A crystal is glued across this apparatus gap. Tuning this gap with the piezostack voltage will apply uniaxial stress to the crystal. For a similar apparatus, Hicks et al. (29) showed that gluing only the bottom surface of the crystal to these plates can lead to strain gradients between the top and bottom surfaces of the crystal. These gradients can be suppressed by submerging the crystal in glue, as we did. Hicks et al. showed that the strain gradients are small when the ratio of t/LG (sample thickness to gap size) is small. For our measurements, this ratio is small, ranging from 0.02 to 0.08. We simulated the strain distribution with finite element analysis. Our finite element analysis does show that there are still some small strain gradients along the vertical axis of the crystal, mostly confined to the bottom quarter of the crystal. The strain along the a axis ϵaa is equal to α∆L/L, where the change of the gap size ∆L/L is estimated by a strain gauge glued on the piezostacks. The constant α takes into account a strain relaxation effect, which is estimated by finite element analysis and is typically about 0.8. The strain along the b axis and c axis are determined by the Poisson’s ratio. The resistance-strain dependence identified in this work is a smoothly varying function. Because of this, these small strain gradients have minimal impact on our interpretation of the spatially average resistance.

Care was taken during the construction of the three-piezo apparatus to ensure fine alignment of the piezostacks, minimizing any stress in the secondary axes. First, a “scaffolding” piece was machined with indents the exact dimensions of the piezoelectric actuators and the titanium blocks. The actuators and blocks were placed in these indents and then glued together while secured in precise alignment. The scaffolding block was then removed after the glue dried. Second, the middle titanium block and the outer titanium block were machined with a thin flexor plate connecting them. This flexor plate restricts motion between the blocks in any axis except the primary strain axis.

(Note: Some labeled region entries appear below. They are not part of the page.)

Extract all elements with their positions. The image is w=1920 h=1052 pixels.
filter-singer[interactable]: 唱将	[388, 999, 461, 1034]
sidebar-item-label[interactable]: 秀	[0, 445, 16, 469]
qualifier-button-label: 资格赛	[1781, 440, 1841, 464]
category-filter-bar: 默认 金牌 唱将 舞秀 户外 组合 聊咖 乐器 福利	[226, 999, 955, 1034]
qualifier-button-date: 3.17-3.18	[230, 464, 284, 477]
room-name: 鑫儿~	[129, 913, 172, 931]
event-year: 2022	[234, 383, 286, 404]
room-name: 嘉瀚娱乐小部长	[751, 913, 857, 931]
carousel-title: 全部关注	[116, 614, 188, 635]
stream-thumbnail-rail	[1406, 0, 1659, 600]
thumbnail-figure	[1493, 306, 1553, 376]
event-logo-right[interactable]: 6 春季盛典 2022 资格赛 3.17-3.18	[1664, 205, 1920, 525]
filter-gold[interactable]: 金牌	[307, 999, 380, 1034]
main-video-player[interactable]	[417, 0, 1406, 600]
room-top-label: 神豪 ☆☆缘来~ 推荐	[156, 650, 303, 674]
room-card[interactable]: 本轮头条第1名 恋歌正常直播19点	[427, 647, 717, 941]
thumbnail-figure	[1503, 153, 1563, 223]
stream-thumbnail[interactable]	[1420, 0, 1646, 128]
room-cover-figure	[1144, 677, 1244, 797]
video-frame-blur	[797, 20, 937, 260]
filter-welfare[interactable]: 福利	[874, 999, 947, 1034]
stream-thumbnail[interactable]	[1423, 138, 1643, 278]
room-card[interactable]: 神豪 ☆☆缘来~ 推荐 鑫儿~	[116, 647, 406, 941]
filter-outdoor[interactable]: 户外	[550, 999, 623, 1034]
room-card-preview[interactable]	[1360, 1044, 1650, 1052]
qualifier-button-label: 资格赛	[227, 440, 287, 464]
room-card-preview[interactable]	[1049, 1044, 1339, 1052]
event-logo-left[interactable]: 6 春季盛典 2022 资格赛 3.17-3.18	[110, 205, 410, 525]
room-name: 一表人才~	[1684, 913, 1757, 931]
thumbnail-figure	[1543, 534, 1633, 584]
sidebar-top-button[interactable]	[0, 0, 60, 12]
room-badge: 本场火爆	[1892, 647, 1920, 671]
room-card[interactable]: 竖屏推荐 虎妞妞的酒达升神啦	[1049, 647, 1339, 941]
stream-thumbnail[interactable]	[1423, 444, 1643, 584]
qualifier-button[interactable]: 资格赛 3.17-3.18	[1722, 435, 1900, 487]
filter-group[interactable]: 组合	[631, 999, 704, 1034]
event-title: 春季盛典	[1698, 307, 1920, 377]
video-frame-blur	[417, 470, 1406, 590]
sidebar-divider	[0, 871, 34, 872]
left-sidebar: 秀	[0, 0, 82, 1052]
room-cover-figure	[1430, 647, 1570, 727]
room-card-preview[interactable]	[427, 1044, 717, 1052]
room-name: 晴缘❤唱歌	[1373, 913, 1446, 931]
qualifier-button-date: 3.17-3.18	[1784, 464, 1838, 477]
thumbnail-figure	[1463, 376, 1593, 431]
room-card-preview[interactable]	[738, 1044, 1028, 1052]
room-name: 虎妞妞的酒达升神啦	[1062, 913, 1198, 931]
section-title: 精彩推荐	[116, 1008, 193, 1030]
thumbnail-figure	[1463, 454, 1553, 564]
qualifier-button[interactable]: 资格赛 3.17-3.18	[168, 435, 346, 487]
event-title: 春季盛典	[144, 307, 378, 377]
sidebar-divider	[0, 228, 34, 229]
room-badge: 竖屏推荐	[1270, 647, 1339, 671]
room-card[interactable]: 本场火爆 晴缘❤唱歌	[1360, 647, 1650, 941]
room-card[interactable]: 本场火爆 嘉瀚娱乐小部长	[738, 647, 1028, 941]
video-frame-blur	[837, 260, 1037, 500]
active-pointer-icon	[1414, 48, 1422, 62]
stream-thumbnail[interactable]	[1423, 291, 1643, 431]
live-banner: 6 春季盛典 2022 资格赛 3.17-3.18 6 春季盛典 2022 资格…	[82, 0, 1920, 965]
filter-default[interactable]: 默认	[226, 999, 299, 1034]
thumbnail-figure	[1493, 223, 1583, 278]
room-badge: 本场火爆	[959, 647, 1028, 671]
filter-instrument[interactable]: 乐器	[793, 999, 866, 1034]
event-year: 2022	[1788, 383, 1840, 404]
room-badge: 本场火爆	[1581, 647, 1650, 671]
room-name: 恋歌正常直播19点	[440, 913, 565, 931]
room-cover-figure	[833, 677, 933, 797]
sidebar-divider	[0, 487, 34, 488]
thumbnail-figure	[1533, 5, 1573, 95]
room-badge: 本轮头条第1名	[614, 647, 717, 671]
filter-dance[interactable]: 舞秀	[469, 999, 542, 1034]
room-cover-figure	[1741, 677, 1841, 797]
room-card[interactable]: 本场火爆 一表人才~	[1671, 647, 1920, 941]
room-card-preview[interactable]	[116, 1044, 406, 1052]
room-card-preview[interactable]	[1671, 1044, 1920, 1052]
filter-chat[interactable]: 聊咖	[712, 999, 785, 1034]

Strain was measured by a foil strain gauge glued to one of the piezostacks, measuring ϵpiezo. The displacement strain of the device was estimated as this strain multiplied by the mechanical advantage of the apparatus, ϵxxdisp=2Lp/LGϵpiezo, where Lp is the length of the piezostack, LG is the length of the gap the sample is glued across, and ϵxxdisp is the displacement of the apparatus. Because of a low signal-to-noise ratio associated with the strain gauge measurement, we presented data plotted against piezostack voltage rather than plotted directly against the measured strain. We then calibrated this with a strain per volt calibration fitted from the strain measurement. We carefully minimized the amplitude of the voltage sweeps applied to the piezostacks, staying centered around ϵmin to minimize any hysteresis effect in the piezostacks.